I am having trouble understanding the following sentences:
What do they mean actually? Could you explain them with the given example, for example, show what the code is like after taking the action of each sentence?
Thanks.
Upvotes: 2
Views: 516
Reputation: 238421
Could you explain them with the given example, for example, show what the code is like
Note: The compiler/optimizer does not do the these actions on the C++ code that you write, but on some internal representation. It is possible to demonstrate the idea with C++, but due to syntax and readability issues, we may need to introduce additional changes such as temporary variables.
expand one level of that routine in-line at each call site.
result = fringe(t);
becomes
if (t->left == 0) result = t->val;
else result = fringe(t->left) + fringe(t->right);
expand not only the root calls but also (one level of) the two calls within the true subroutine version
if (t->left == 0) result = t->val;
else {
string left, right;
// one level of expansion for left subtree
if (t->left->left == 0) left = t->left->val;
else left = fringe(t->left->left) + fringe(t->left->right);
// one level of expansion for right subtree
if (t->right->left == 0) right = t->right->val;
else right = fringe(t->right->left) + fringe(t->right->right);
result = left + right;
}
Upvotes: 1
Reputation: 1
Some compilers can expand and inline quite nested recursive calls.

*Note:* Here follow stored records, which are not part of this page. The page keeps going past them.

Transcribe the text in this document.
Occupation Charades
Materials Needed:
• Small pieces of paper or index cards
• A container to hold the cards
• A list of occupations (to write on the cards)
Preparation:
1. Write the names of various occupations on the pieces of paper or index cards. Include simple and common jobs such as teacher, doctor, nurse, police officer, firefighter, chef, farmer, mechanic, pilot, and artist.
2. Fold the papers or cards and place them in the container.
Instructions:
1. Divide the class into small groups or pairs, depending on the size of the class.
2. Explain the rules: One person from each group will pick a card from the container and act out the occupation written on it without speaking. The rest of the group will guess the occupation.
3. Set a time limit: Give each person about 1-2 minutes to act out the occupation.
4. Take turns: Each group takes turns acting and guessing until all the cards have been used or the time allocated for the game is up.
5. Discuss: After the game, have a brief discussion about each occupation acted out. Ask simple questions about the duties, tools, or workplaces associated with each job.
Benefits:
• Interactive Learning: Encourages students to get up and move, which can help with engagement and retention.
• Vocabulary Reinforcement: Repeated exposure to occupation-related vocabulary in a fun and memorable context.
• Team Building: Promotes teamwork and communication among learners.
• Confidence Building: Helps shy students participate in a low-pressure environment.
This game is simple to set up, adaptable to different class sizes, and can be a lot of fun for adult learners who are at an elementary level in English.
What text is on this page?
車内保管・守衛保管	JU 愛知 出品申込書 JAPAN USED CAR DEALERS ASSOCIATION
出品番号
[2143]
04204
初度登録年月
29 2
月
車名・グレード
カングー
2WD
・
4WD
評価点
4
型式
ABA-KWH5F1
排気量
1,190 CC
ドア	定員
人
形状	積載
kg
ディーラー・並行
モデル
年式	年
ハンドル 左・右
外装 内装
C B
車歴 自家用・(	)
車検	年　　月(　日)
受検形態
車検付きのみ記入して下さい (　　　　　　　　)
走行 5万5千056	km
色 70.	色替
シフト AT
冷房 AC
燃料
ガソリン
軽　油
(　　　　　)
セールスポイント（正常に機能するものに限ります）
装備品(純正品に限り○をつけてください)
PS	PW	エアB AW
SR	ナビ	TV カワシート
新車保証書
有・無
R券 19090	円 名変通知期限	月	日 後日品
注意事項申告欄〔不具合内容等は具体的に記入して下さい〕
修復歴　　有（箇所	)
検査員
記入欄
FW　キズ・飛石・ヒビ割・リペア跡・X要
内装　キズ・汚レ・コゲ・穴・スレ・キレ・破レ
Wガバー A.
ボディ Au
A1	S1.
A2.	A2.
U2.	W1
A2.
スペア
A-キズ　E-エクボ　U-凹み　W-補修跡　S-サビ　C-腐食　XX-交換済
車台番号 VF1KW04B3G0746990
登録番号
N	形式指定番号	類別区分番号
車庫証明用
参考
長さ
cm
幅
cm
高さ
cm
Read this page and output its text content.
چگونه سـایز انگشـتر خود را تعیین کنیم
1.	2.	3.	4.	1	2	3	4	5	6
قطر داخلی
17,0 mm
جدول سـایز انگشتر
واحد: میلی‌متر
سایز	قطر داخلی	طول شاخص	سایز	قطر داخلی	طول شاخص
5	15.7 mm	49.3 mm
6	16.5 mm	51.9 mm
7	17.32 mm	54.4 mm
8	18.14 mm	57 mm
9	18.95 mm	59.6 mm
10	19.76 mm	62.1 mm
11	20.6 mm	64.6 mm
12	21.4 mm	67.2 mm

For example the following code (where I did not use the inline
keyword!):
static int fact(int n) {
if (n<=1) return 1;
else return n* fact(n-1);
}
extern "C" int f5();
int f5() {
return fact(5);
}
is compiled (using g++ -O2 -fverbose-asm -S
) by GCC 7.2 (On Linux/Debian/Sid on x86-64) into a simple function returning 120:
.text
.p2align 4,,15
.globl f5
.type f5, @function
f5:
.LFB1:
.cfi_startproc
# e.cc:10: };
movl $120, %eax #,
ret
.cfi_endproc
.LFE1:
.size f5, .-f5
.ident "GCC: (Debian 7.2.0-1) 7.2.0"
.section .note.GNU-stack,"",@progbits
Notice that fact
has been entirely inlined and do not appear in the generated assembler code.
"expand one level of that routine in-line at each call site"
That would mean that f5
would have been compiled into the equivalent of
int f5() { return 5*fact(4); }
with fact
appearing in the generated code and compiled into a recursive (machine code) function (consuming the call stack).
Upvotes: 1
Reputation: 180010
By far the easiest way to understand this, is to think of inlining as creating an alternative binary representation. E.g. besides creating the basic string fringe(bin_tree *t)
, the compiler may also decide to create string fringe__inlined(bin_tree *t)
. And in fringe__inlined
, the actual inlined function(s) will be one or two copies of fringe
.
It would even be possible to create a fringe__inlined__inlined
this way (two levels, as mentioned).